Since 2017, Baron has been joined by design partner Aaron Samuel Yong who, though admits to his own form of childhood geekery, says, “Lie-flat business-class seats didn’t grace my sketchbooks until I was at least 15.” Together, Baron says, “We’re on our way to conquering the airline universe.”
Baron is based in Tokyo and Yong in Singapore, but that’s not the only thing that separates them from the locus of design in London. “We have less emphasis on industrial design but a wider scope of work within the airline world,” Baron says. “The result is quite a deep and complete understanding of airlines. Clients are sometimes surprised that we already grasp their problems and know the right questions to ask from the get-go.”
This type of big picture thinking is especially useful for airlines short on time, resources or knowledge, the last of which can be the case when someone from outside the industry is at the helm of an upstart carrier. “We can immediately anticipate the process and tasks involved for each area, the order of priorities, the relevant suppliers and their lead times, regulatory issues, cost issues, etc.”
Baron points to HK Express, an airline for which LIFT overhauled brand, livery, cabin and uniform, with the goal of establishing it as Hong Kong’s hometown LCC and differentiating it from its sister carrier, Hong Kong Airlines. New cabins could be installed on the aircraft the carrier had on order, but improvements had to be implemented piecemeal over time on existing aircraft that could not be taken out of service. “It was an exotic puzzle of pieces morphing and moving as you went along,” Baron says.

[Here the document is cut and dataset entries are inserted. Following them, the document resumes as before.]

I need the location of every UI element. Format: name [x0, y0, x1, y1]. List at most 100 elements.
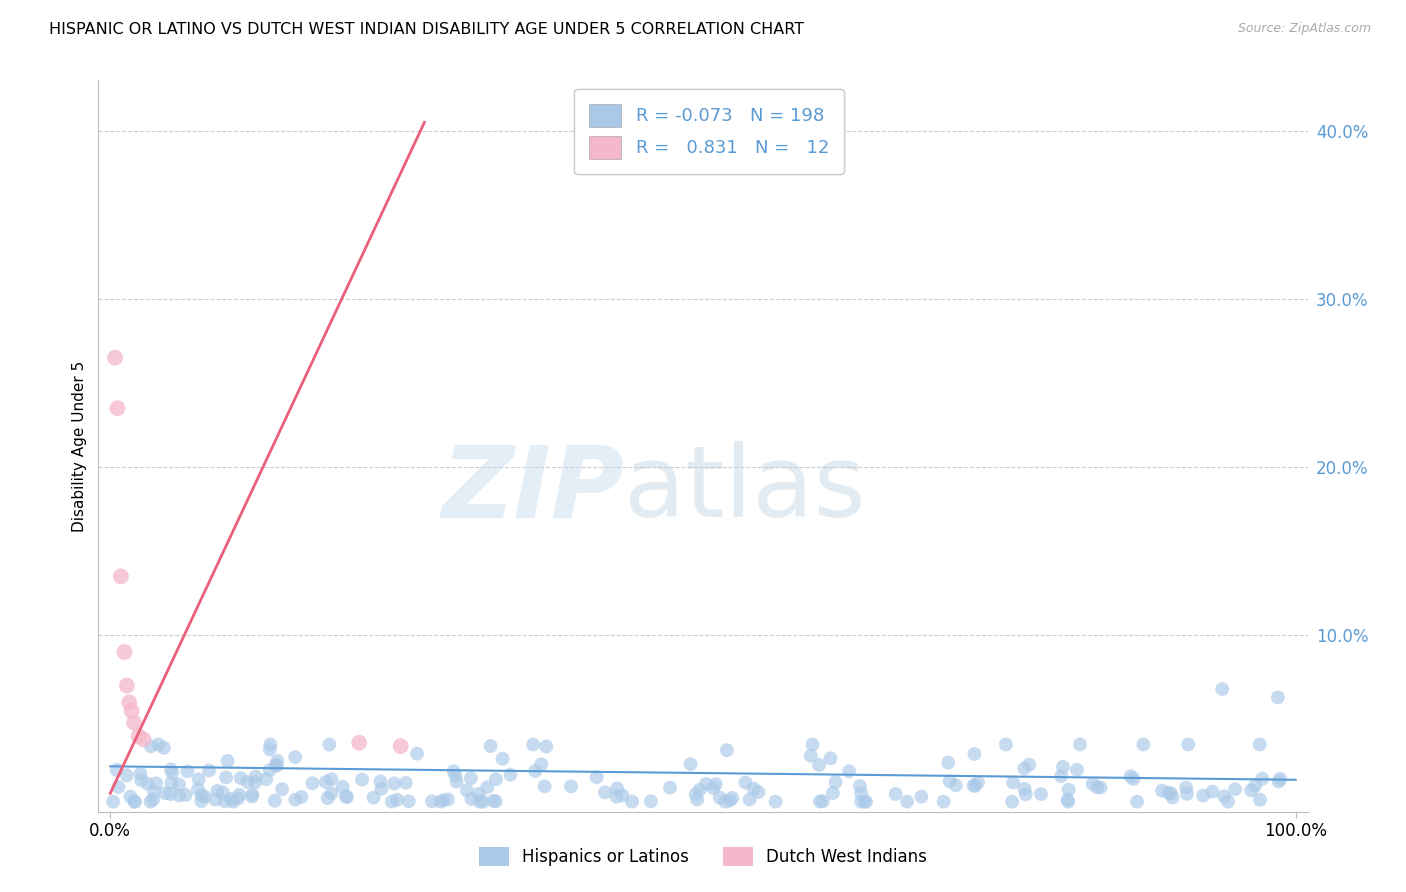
Point: [321, 772, 343, 787]
Point: [347, 736, 370, 750]
Point: [640, 794, 662, 808]
Point: [485, 772, 508, 787]
Point: [851, 786, 873, 800]
Point: [236, 775, 259, 789]
Point: [105, 401, 128, 416]
Point: [1002, 775, 1025, 789]
Point: [187, 772, 209, 787]
Point: [266, 754, 288, 768]
Point: [1160, 787, 1182, 801]
Point: [685, 787, 707, 801]
Point: [593, 785, 616, 799]
Point: [118, 695, 141, 709]
Point: [136, 777, 159, 791]
Point: [301, 776, 323, 790]
Point: [254, 772, 277, 787]
Point: [962, 779, 984, 793]
Point: [128, 729, 150, 743]
Point: [190, 789, 212, 803]
Point: [1175, 780, 1198, 795]
Point: [468, 787, 491, 801]
Point: [734, 775, 756, 789]
Point: [1244, 779, 1267, 793]
Point: [821, 786, 844, 800]
Point: [240, 789, 263, 804]
Point: [801, 738, 824, 752]
Point: [1012, 761, 1035, 775]
Point: [1249, 793, 1271, 807]
Point: [142, 792, 165, 806]
Point: [444, 769, 467, 783]
Point: [1052, 760, 1074, 774]
Point: [820, 751, 842, 765]
Point: [1085, 780, 1108, 795]
Point: [335, 789, 357, 804]
Point: [1201, 785, 1223, 799]
Point: [316, 791, 339, 805]
Point: [318, 738, 340, 752]
Point: [471, 795, 494, 809]
Point: [1192, 789, 1215, 803]
Point: [259, 738, 281, 752]
Point: [432, 793, 454, 807]
Point: [679, 757, 702, 772]
Point: [110, 569, 132, 583]
Point: [1251, 772, 1274, 786]
Point: [695, 777, 717, 791]
Point: [229, 771, 252, 785]
Point: [965, 779, 987, 793]
Point: [1066, 763, 1088, 777]
Point: [1267, 774, 1289, 789]
Point: [145, 776, 167, 790]
Point: [290, 789, 312, 804]
Point: [1001, 795, 1024, 809]
Point: [963, 747, 986, 761]
Y-axis label: Disability Age Under 5: Disability Age Under 5: [72, 360, 87, 532]
Point: [849, 795, 872, 809]
Point: [689, 782, 711, 797]
Point: [1249, 738, 1271, 752]
Point: [143, 785, 166, 799]
Point: [162, 766, 184, 780]
Point: [536, 739, 558, 754]
Point: [468, 795, 491, 809]
Point: [808, 795, 831, 809]
Point: [122, 715, 145, 730]
Point: [932, 795, 955, 809]
Text: HISPANIC OR LATINO VS DUTCH WEST INDIAN DISABILITY AGE UNDER 5 CORRELATION CHART: HISPANIC OR LATINO VS DUTCH WEST INDIAN …: [49, 22, 804, 37]
Point: [884, 787, 907, 801]
Point: [945, 778, 967, 792]
Point: [1213, 789, 1236, 804]
Point: [429, 795, 451, 809]
Point: [420, 794, 443, 808]
Point: [800, 748, 823, 763]
Point: [714, 795, 737, 809]
Point: [107, 780, 129, 794]
Point: [153, 740, 176, 755]
Point: [129, 773, 152, 788]
Point: [1119, 769, 1142, 783]
Point: [129, 766, 152, 780]
Point: [659, 780, 682, 795]
Point: [193, 789, 215, 804]
Point: [718, 794, 741, 808]
Point: [363, 790, 385, 805]
Point: [560, 779, 582, 793]
Point: [139, 739, 162, 754]
Point: [167, 789, 190, 803]
Point: [446, 774, 468, 789]
Point: [1177, 738, 1199, 752]
Point: [808, 757, 831, 772]
Point: [124, 795, 146, 809]
Point: [284, 750, 307, 764]
Point: [1211, 681, 1233, 696]
Point: [159, 787, 181, 801]
Point: [742, 781, 765, 796]
Point: [1069, 738, 1091, 752]
Point: [228, 788, 250, 802]
Point: [155, 786, 177, 800]
Point: [479, 739, 502, 753]
Point: [370, 774, 392, 789]
Point: [1018, 757, 1040, 772]
Point: [994, 738, 1017, 752]
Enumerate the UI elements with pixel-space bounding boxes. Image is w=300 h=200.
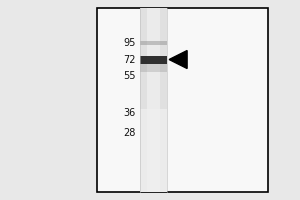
Bar — [140, 8, 167, 192]
Bar — [140, 64, 167, 72]
Bar — [140, 41, 167, 45]
Text: 36: 36 — [124, 108, 136, 118]
Text: 95: 95 — [123, 38, 136, 48]
Text: 72: 72 — [123, 55, 136, 65]
Bar — [147, 8, 160, 192]
Bar — [140, 109, 167, 192]
Bar — [140, 56, 167, 64]
Text: 55: 55 — [123, 71, 136, 81]
Polygon shape — [169, 51, 187, 69]
Bar — [97, 8, 268, 192]
Text: 28: 28 — [123, 128, 136, 138]
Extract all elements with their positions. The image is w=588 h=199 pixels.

An all-encompassing mindset enables LIFT to see the hidden opportunities in narrower briefs, as well. In the case of the Philippine Airlines (PAL) contract, for which LIFT designed its A350 cabins, multicolored mood lighting was used to generate ancillary revenue for the first time – in addition to “sunset” and “fiesta” settings, passengers could pre-book special “celebration” lighting for birthdays or anniversaries. “Fortunately, the results exceeded expectations,” Baron says. “They literally get oohs and aahs from passengers and crew.”